We also note that, for some specific applications, the samples have very similar spatial features across the entire slide (blood smear and Pap smear samples). In this case, we can capture a small amount of training data and perform transfer learning of the reported networks.

We envision several future directions of our work. First, other network architectures can be used for better autofocusing performance. Dilated convolution can be used to expand the receptive field.
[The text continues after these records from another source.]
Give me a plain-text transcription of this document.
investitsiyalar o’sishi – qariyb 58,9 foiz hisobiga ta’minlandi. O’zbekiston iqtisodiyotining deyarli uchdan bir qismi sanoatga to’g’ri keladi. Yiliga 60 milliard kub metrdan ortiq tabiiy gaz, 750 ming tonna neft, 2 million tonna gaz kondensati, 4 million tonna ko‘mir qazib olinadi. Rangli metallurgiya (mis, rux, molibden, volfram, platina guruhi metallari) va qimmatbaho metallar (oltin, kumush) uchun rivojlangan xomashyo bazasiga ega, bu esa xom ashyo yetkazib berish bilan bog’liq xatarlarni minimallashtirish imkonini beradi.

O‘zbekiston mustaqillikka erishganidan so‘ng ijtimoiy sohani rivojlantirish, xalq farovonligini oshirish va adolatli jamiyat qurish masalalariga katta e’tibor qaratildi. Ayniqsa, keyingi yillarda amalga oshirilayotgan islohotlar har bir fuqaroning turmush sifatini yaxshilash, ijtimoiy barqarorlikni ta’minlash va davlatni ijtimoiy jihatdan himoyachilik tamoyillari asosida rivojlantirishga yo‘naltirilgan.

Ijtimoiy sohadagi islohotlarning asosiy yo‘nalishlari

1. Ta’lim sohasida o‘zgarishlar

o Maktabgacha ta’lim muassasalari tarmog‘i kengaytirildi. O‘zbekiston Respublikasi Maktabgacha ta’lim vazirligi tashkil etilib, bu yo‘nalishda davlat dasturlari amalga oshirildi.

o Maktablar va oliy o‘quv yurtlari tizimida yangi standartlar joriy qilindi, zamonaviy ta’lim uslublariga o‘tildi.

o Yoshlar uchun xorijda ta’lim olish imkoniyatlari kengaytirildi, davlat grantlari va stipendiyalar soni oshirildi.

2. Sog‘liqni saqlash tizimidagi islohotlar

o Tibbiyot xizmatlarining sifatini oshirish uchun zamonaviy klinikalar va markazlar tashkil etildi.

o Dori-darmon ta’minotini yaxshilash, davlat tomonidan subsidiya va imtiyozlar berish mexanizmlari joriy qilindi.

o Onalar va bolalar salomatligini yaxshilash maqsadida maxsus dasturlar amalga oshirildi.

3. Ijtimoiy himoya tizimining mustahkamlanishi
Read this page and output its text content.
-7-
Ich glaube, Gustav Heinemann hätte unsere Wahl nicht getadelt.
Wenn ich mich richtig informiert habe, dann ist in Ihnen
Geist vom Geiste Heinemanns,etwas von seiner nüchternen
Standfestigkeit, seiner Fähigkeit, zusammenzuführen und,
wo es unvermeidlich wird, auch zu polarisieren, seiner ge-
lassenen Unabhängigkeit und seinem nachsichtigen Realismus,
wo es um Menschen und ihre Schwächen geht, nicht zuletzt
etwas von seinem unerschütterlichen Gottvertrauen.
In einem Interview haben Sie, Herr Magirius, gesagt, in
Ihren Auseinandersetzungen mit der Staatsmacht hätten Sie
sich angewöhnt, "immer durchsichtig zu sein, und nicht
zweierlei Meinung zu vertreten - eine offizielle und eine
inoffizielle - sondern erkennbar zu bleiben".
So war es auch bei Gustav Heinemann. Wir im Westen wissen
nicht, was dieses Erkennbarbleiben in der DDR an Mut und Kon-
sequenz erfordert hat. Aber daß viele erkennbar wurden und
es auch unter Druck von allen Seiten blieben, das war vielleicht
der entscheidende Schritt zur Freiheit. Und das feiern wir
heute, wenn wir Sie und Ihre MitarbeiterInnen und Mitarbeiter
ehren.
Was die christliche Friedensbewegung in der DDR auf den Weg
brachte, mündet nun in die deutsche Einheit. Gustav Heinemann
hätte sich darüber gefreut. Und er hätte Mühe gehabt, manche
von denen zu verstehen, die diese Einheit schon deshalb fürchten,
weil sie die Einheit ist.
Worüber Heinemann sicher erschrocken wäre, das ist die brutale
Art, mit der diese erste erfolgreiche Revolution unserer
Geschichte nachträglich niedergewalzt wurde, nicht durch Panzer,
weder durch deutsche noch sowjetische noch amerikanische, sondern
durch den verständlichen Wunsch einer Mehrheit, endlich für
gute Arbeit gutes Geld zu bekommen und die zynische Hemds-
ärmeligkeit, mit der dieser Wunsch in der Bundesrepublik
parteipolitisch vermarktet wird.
An optimal neural network architecture can also be designed by the reinforcement learning approach [15]. Second, a better strategy can be used in predicting the focus position of the captured image. In the current implementation, we predict the focus position based on the captured image. One improvement is to use the previous focus positions of other segments to better predict current focus position. Another neural network can be used for this purpose. The input of this new neural network is the previous and current predictions from the reported networks in this work. The output of this new neural network is a new prediction of the focus position of the current segment based on all information around this segment. Third, the reported approach can be implemented on an embedded GPU integrated system [16]. Fourth, the gap between the same protocol and the different protocol samples stems from the domain adaptation problem in deep learning. How to minimize this gap is an important future direction.